Panic whispered through the crowd. But curiosity is a stronger drug than fear. By twilight, everyone had taken their new seats.
The room went silent as a grave. Bo LaGrange had sold the seats as “premium assignments” to wealthy guests, but he’d also sold their names to a network of assassins. The Accountant was merely the final bidder—a man who paid in gold and collected in souls. But there was one seat left on the chart: Seat 1. It had been empty all along, drawn as a tiny skull. seating chart for general jackson showboat
Bo screamed and dove overboard. The Mississippi swallowed him whole. But the Accountant simply shrugged, wiped the chart clean, and began reassigning seats for the next voyage. After all, a showboat without a captain is just a coffin floating downstream.

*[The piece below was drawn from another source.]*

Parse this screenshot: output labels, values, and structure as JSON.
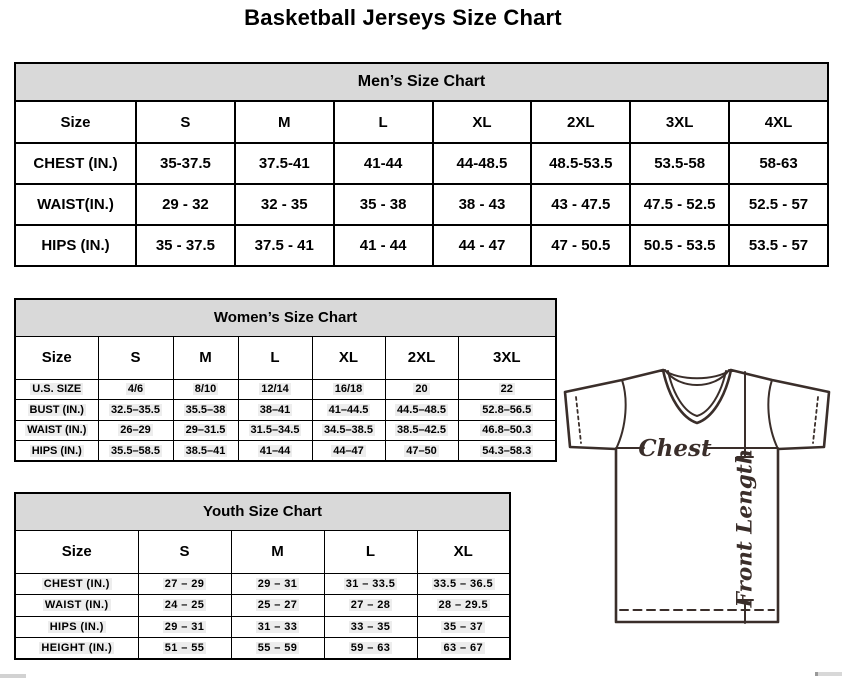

Now the passengers understood. The seating chart wasn’t just a map of tables. It was a hit list. And the killer was rearranging it in real time. The Accountant rose from Seat 2
And Seat 2—the captain’s own table, dead center—was for a man known only as “the Accountant.” No one knew his real name, but his specialty was settling scores with a thin wire and a smile.
And the seating chart, as the river rats whispered, was a death warrant. “But you’ve misread the fine print
The air along the Natchez Trace was thick with honeysuckle and the promise of trouble. In the summer of 1887, the General Jackson showboat was a floating palace of gaslight and gin, its calliope music luring planters, gamblers, and fugitives from three states. But tonight wasn’t about the burlesque or the blackjack tables. Tonight was about the seating chart.